Hardcore cinephiles will find that the director of cinematography mirrors the film’s descent into hell in an odd way. The start of the movie shows the sunny town in slightly washed out colors. A dusty, unremarkable town on a sunny day like any other. As the story takes a hard left turn, the contrast is bumped up six notches with shadows darkening and deepening like pools of black concealing the human monsters within. The tweaks in perspective punch up the terror, enhancing your dread of what you haven’t seen yet and casting an eerie glow on the menace right in front of you. The Crazies knows what scares you, and once it pins you to your seat, it won’t let go until the film’s stark finale. This is what horror is all about!
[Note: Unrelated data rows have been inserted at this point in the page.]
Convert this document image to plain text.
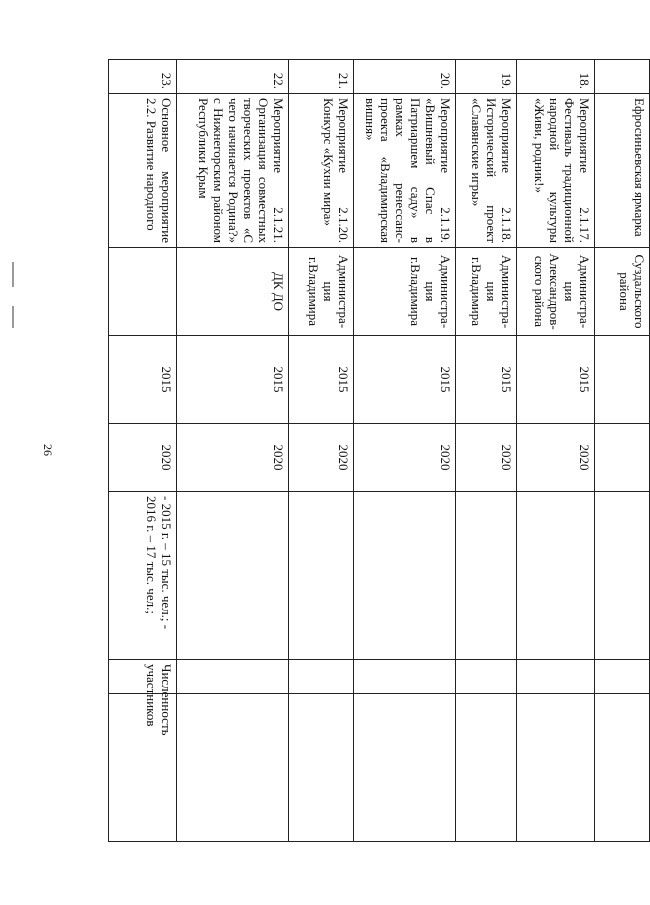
26
	Ефросиньевская ярмарка	Суздальского района					
18.	Мероприятие 2.1.17. Фестиваль традиционной народной культуры «Живи, родник!»	Администра-ция Александров-ского района	2015	2020			
19.	Мероприятие 2.1.18. Исторический проект «Славянские игры»	Администра-ция г.Владимира	2015	2020			
20.	Мероприятие 2.1.19. «Вишневый Спас в Патриаршем саду» в рамках ренессанс-проекта «Владимирская вишня»	Администра-ция г.Владимира	2015	2020			
21.	Мероприятие 2.1.20. Конкурс «Кухни мира»	Администра-ция г.Владимира	2015	2020			
22.	Мероприятие 2.1.21. Организация совместных творческих проектов «С чего начинается Родина?» с Нижнегорским районом Республики Крым	ДК ДО	2015	2020			
23.	Основное мероприятие 2.2. Развитие народного		2015	2020	- 2015 г. – 15 тыс. чел.; - 2016 г. – 17 тыс. чел.;	Численность участников	
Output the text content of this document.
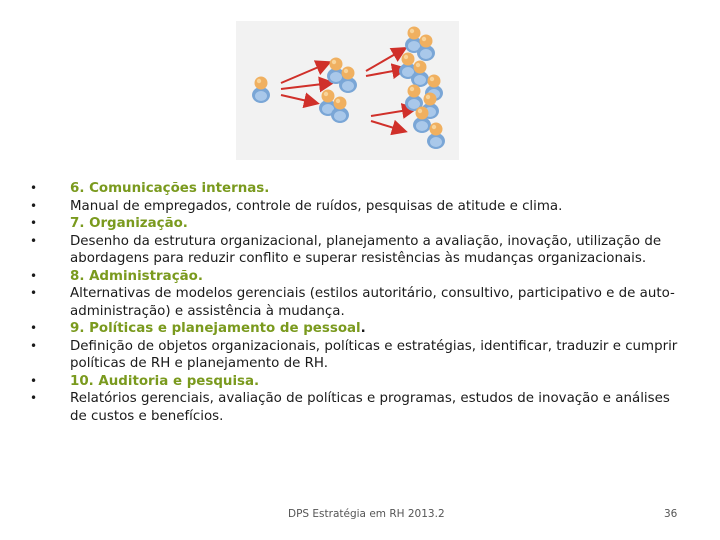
• 6. Comunicações internas.
• Manual de empregados, controle de ruídos, pesquisas de atitude e clima.
• 7. Organização.
• Desenho da estrutura organizacional, planejamento a avaliação, inovação, utilização de abordagens para reduzir conflito e superar resistências às mudanças organizacionais.
• 8. Administração.
• Alternativas de modelos gerenciais (estilos autoritário, consultivo, participativo e de auto- administração) e assistência à mudança.
• 9. Políticas e planejamento de pessoal.
• Definição de objetos organizacionais, políticas e estratégias, identificar, traduzir e cumprir políticas de RH e planejamento de RH.
• 10. Auditoria e pesquisa.
• Relatórios gerenciais, avaliação de políticas e programas, estudos de inovação e análises de custos e benefícios.
DPS Estratégia em RH 2013.2	36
Movie fans will call The Crazies a remarkably tense, unrelenting thriller. You’ve got human drama, chases, explosions, love, death, and a bit of a mystery laced through it all. Horror fans will applaud a filmmaker for acknowledging what makes for true terror, applying proven methods to make an audience leap from their seats and groan in agony at the thought of the next fright. Of course, a healthy dose of blood and gore doesn’t hurt! Fantastically acted, superbly executed, and presented for those of us who thought a remake would have nothing new to offer, The Crazies is a perfect Saturday night!